Humanizing Workplace Culture Emerging from the Pandemic

Women leaders key to rebuilding employee connection and satisfaction

As organizations in Canada emerge from the pandemic, a lot has changed when it comes to workplace culture. With many organizations adopting permanent hybrid working arrangements and some newer remote employees who have never worked in the office with their team members, it can be challenging to maintain team cohesion and communication

 

Jane Riddell believes that’s where women leaders play a significant role. Riddell is president of Patchell-Holdings Inc., which operates GoodLife Fitness, Fit4Less, Éconofitness and canfitpro.   

 

Riddell says many women leaders demonstrate strengths that help humanize and prioritize the right elements of the business to address workplace culture issues. She has spent much of her four-decade career building and leading GoodLife Fitness, where 75% of senior leaders are women and have been with the company for decades. “Many women multitask their entire lives. For those who are raising families it can be a challenge to hold down a promising career and raise children.
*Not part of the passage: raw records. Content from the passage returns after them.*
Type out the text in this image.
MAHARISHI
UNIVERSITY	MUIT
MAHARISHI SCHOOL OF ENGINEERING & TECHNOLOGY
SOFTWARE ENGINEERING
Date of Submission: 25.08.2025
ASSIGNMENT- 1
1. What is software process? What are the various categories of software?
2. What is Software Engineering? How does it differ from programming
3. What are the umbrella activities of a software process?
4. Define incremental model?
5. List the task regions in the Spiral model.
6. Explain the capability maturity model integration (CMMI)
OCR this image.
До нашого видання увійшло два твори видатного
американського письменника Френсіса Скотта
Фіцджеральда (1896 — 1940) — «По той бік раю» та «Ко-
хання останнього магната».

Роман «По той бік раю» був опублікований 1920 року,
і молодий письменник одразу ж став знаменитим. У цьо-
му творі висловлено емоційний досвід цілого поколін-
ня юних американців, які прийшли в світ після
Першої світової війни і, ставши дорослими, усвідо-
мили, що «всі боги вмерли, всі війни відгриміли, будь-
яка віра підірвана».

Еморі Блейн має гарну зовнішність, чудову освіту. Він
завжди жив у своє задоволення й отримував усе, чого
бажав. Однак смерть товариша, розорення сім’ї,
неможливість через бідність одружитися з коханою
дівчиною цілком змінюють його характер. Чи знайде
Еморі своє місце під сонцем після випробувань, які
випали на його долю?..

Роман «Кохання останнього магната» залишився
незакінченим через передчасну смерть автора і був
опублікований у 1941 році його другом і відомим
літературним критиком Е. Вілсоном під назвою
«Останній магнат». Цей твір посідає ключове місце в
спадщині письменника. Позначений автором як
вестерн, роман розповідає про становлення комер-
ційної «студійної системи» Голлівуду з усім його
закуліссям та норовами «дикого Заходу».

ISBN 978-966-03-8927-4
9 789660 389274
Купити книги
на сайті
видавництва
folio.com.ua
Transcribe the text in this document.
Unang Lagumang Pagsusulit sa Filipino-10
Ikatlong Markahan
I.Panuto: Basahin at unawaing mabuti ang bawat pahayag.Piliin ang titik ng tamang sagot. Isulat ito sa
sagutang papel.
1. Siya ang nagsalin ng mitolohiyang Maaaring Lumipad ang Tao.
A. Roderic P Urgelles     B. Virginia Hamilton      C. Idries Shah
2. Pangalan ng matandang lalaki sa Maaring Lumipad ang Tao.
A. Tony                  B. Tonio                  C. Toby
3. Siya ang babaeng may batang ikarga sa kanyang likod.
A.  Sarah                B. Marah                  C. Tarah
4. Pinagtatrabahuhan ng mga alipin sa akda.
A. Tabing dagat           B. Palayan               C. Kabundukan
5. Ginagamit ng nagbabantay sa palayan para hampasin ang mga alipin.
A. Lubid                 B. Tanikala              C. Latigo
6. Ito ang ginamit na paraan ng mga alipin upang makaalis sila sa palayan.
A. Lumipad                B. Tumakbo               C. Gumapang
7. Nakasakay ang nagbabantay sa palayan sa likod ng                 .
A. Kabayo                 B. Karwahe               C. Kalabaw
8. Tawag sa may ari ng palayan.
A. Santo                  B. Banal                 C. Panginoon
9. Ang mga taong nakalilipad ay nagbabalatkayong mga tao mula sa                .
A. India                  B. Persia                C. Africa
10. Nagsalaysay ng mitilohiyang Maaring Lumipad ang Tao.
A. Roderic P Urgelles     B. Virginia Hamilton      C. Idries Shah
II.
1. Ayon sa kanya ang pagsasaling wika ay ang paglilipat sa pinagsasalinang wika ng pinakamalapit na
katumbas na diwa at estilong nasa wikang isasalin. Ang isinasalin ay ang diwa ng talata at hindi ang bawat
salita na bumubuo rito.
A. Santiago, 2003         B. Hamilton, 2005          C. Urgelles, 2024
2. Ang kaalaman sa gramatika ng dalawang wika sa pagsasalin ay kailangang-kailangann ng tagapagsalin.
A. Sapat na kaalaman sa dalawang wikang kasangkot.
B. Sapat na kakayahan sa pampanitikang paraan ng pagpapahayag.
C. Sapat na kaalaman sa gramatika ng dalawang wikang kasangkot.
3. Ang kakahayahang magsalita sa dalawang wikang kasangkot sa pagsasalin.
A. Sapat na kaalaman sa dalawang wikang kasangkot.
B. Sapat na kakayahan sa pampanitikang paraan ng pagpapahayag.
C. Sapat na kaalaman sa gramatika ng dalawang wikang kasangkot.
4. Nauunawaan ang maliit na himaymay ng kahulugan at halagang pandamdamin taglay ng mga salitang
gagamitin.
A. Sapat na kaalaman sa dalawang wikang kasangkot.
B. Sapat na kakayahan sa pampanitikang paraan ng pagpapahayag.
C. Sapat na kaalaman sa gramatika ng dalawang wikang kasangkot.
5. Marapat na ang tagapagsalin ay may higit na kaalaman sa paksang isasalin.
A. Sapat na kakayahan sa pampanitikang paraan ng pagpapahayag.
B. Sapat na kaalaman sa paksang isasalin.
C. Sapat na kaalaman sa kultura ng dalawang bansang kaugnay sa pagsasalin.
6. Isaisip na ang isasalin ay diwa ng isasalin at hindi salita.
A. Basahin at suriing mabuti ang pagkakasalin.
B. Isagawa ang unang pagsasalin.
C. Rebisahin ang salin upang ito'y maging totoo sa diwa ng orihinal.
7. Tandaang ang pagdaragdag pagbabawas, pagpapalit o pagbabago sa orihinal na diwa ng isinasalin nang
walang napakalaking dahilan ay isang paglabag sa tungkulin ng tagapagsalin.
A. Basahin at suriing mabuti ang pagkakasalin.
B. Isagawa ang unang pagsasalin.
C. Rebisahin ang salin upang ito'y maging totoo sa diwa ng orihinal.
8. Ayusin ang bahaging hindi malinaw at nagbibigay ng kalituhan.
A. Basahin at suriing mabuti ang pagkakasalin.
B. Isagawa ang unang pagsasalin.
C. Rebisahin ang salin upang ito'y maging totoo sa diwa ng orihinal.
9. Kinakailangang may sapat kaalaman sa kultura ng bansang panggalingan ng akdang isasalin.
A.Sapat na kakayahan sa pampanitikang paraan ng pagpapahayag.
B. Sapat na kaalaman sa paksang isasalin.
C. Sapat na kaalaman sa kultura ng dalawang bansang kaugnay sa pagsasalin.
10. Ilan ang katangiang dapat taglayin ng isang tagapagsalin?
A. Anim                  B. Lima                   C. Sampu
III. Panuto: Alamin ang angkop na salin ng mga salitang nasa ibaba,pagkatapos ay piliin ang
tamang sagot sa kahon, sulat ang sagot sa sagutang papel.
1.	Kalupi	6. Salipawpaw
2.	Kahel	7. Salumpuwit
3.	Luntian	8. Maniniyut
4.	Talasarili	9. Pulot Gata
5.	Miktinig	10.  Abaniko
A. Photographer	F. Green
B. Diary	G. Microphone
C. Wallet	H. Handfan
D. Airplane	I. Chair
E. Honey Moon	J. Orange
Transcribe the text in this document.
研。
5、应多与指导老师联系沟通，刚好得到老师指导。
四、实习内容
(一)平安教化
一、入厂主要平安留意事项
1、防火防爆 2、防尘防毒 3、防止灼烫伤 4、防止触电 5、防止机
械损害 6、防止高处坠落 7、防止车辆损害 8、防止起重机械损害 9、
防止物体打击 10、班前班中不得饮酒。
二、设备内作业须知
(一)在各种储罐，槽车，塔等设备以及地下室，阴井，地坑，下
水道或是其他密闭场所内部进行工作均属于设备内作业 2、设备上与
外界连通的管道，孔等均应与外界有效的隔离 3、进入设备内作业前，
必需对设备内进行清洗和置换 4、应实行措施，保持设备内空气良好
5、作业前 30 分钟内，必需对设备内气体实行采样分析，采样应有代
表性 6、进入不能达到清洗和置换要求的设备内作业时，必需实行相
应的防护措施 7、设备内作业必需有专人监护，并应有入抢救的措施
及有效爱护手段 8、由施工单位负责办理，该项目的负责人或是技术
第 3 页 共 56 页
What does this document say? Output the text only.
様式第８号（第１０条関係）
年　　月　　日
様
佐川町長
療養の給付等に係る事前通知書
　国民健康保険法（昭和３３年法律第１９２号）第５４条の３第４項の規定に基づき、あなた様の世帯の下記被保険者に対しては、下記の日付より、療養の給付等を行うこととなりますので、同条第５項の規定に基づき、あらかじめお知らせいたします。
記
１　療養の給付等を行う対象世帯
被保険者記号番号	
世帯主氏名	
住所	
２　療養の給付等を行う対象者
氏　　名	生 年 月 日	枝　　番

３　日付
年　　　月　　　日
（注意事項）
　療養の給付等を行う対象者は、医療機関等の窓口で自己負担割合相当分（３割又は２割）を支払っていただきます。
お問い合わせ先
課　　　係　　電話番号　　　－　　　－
These women have learned to be excellent at time and task management, and they bring these strengths to their leadership role.” 

 

Riddell adds women leaders often spend more time thinking through the implications of a business decision, beyond just the strategic and financial outcomes. “When the leadership team is in the process of making a change, the women leaders will say ‘So, what will the impact be on the people?’ They think about how to manage the change and support the employees through it.”  

 

Research shows companies led by women are more productive and more likely to deliver ROI. A McKinsey study found companies in the top quartile for gender diversity at the executive level are 21% more likely to generate higher profits. Not only that, but employees perceive them to offer better balance, more benefits and greater chance of advancement. This is especially important given the potential for fragmentation and detachment in hybrid working environments.

  

Riddell says her team is looking at how to help inspire employees and re-connect them with the culture of the company. That means prioritizing flexibility, employee well-being, as well as diversity, equity, and inclusion. People want to be noticed at work. They want meaningful connection with their co-workers, as well as regular and constructive engagement from their leaders.